# RD Web Access installed --> "Internet Explorer cannot display the webpage"



## BlueToast (Jul 10, 2012)

We have an unused 2008 R2 Standard terminal server that is brand new and fully setup for use in the Live environment (all it needs are users). However, we may be using this server for "RD Web Access" so that we can use RemoteApps / the "Start the following program on connection" feature in mstsc on a special handful of Citrix terminal servers running the business platform software.

Please correct me if I am wrong, but to use "Start the following program on connection" you have to have at least one server with "RD Web Access" installed.

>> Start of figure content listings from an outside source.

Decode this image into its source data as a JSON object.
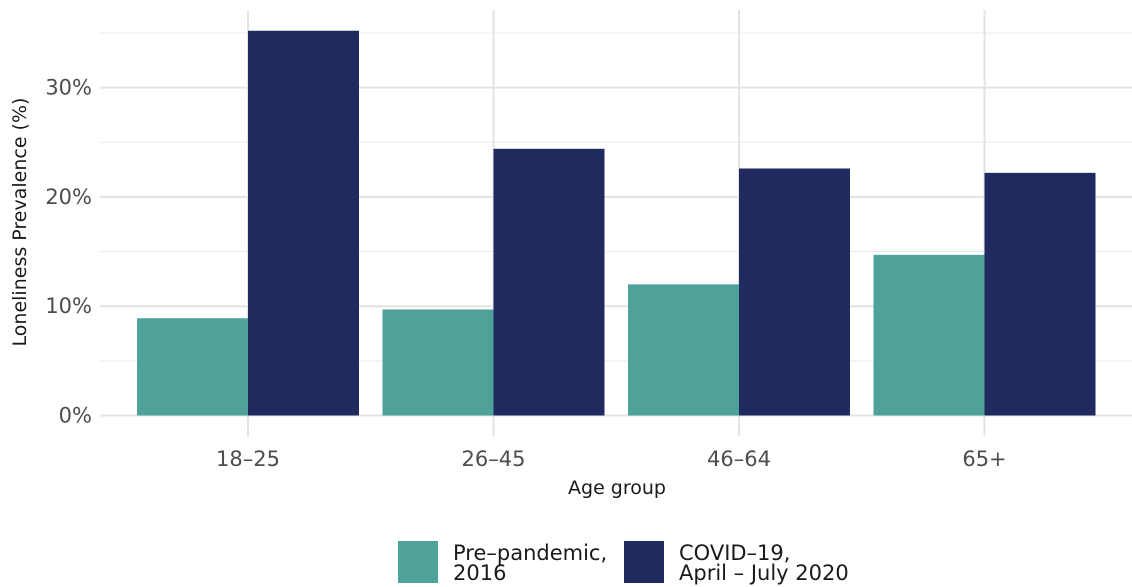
{
  "chart_data": {
    "type": "bar",
    "title": "",
    "xlabel": "Age group",
    "ylabel": "Loneliness Prevalence (%)",
    "categories": [
      "18–25",
      "26–45",
      "46–64",
      "65+"
    ],
    "series": [
      {
        "name": "Pre–pandemic,\n2016",
        "label_lines": [
          "Pre–pandemic,",
          "2016"
        ],
        "color": "#4ea29a",
        "values": [
          8.9,
          9.7,
          12.0,
          14.7
        ]
      },
      {
        "name": "COVID–19,\nApril – July 2020",
        "label_lines": [
          "COVID–19,",
          "April – July 2020"
        ],
        "color": "#212a5e",
        "values": [
          35.2,
          24.4,
          22.6,
          22.2
        ]
      }
    ],
    "ylim": [
      0,
      37
    ],
    "y_ticks": [
      0,
      10,
      20,
      30
    ],
    "y_tick_labels": [
      "0%",
      "10%",
      "20%",
      "30%"
    ],
    "grid": true,
    "legend_position": "bottom"
  }
}
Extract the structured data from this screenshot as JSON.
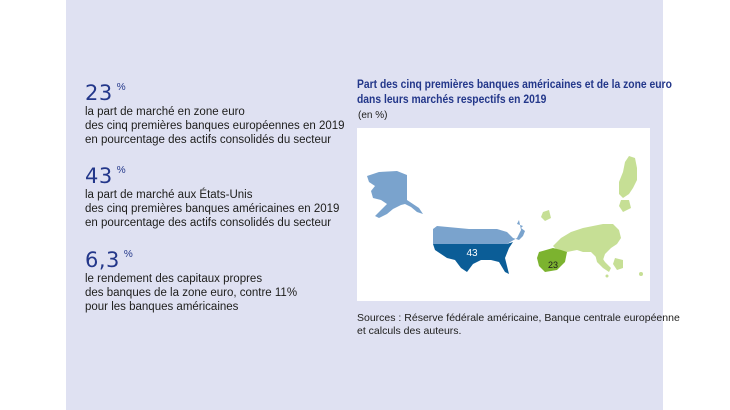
{
  "stats": [
    {
      "value": "23",
      "unit": "%",
      "lines": [
        "la part de marché en zone euro",
        "des cinq premières banques européennes en 2019",
        "en pourcentage des actifs consolidés du secteur"
      ]
    },
    {
      "value": "43",
      "unit": "%",
      "lines": [
        "la part de marché aux États-Unis",
        "des cinq premières banques américaines en 2019",
        "en pourcentage des actifs consolidés du secteur"
      ]
    },
    {
      "value": "6,3",
      "unit": "%",
      "lines": [
        "le rendement des capitaux propres",
        "des banques de la zone euro, contre 11%",
        "pour les banques américaines"
      ]
    }
  ],
  "chart": {
    "title_lines": [
      "Part des cinq premières banques américaines et de la zone euro",
      "dans leurs marchés respectifs en 2019"
    ],
    "unit": "(en %)",
    "map_labels": {
      "usa": "43",
      "euro": "23"
    },
    "colors": {
      "usa_light": "#7aa3cd",
      "usa_dark": "#0b5d97",
      "euro_light": "#c6df95",
      "euro_dark": "#7cb32f"
    }
  },
  "chart_data": {
    "type": "map",
    "categories": [
      "États-Unis",
      "Zone euro"
    ],
    "values": [
      43,
      23
    ],
    "title": "Part des cinq premières banques américaines et de la zone euro dans leurs marchés respectifs en 2019",
    "unit": "en %"
  },
  "sources": [
    "Sources : Réserve fédérale américaine, Banque centrale européenne",
    "et calculs des auteurs."
  ]
}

It doesn't have to be an existing terminal server (but it can be).

So I installed RD Web Access on this server with all the other feature/roles it required and suggested using defaults. I rebooted the server. I go to Start --> Programs --> Administrative Tools --> Remote Desktop Services --> Remote Desktop Web Access Configuration. Internet Explorer opens up to https://localhost/RDWeb/Pages/default.aspx?p=c, I hit "Continue to this website (not recommended), and I get taken to res://ieframe.dll/ with a "Internet Explorer cannot display the webpage" error message.

server1 = unused standard terminal server ("standard terminal server" does not contain business platform/ERP software, but has Office, Citrix Receiver, and basic applications) that I'd like to use for RD Web Access
server2 = Citrix gateway server (sends Citrix connections to server3, server4, and server5 as a load balancer)
server3 = Citrix & Remote Desktop Services server with business platform/ERP software
server4 = Citrix & Remote Desktop Services server with business platform/ERP software
server5 = Citrix & Remote Desktop Services server with business platform/ERP software

Any help would be appreciated.



> Tech Support Guy System Info Utility version 1.0.0.2
> OS Version: Microsoft Windows Server 2008 R2 Standard, Service Pack 1, 64 bit
> Processor: Intel(R) Xeon(R) CPU E5504 @ 2.00GHz, Intel64 Family 6 Model 26 Stepping 5
> Processor Count: 4
> ...


----------



## BlueToast (Jul 10, 2012)

Greetings,

I needed to access to RD Web Access on another machine. Trying to access it localhost doesn't work, but it works when I try to access https://server1/RDWeb.

I've set the *Source name* to be server3;server4;server5, hit OK and was accepted. I went to all three servers and added a RemoteApp (for example) "C:\WINDOWS\notepad.exe". I also added server1 to "TS Web Access" local group from server3, server4, and server5. From https://server1/RDWeb, Notepad shows up three times.

However, when I try to launch it (Connect+login --> Details button), it gives me the error message "*initial application you trying open currently unavailable*". I have also tried setting server3, server4, and server5 to "Allow users to start both listed and unlisted programs on initial connection", and this did not fix the problem and I still receive the "initial application you trying open currently unavailable" error.

(Please note that I am wanting to try out RemoteApps/RD Web Access over an mstsc connection instead of using Citrix.)


----------



## BlueToast (Jul 10, 2012)

From another place I posted at:



> Posted By christophe06 on 11 Jul 2012 04:09 PM
> hello BlueToast
> assuming you have follow the step by step : http://technet.microsoft.com/en-us/library/cc730673(v=ws.10).aspx
> It is strange that you get an error belonging to citrix
> ...


Greetings Christophe,

Yes, that is the guide I have been following. I tried adding myself, Domain Admins, and Enterprise Admins to Users Assigned tab for the particular application I am trying to launch (take Notepad.exe for instance), and set it to allow users to launch both listed and unlisted RemoteApps. My AD user account is a Domain Admin and Enterprise Admin.

On the particular application I am trying to launch (or in the example Notepad.exe), the executable has "Everyone" with "Full control" Security permissions.


----------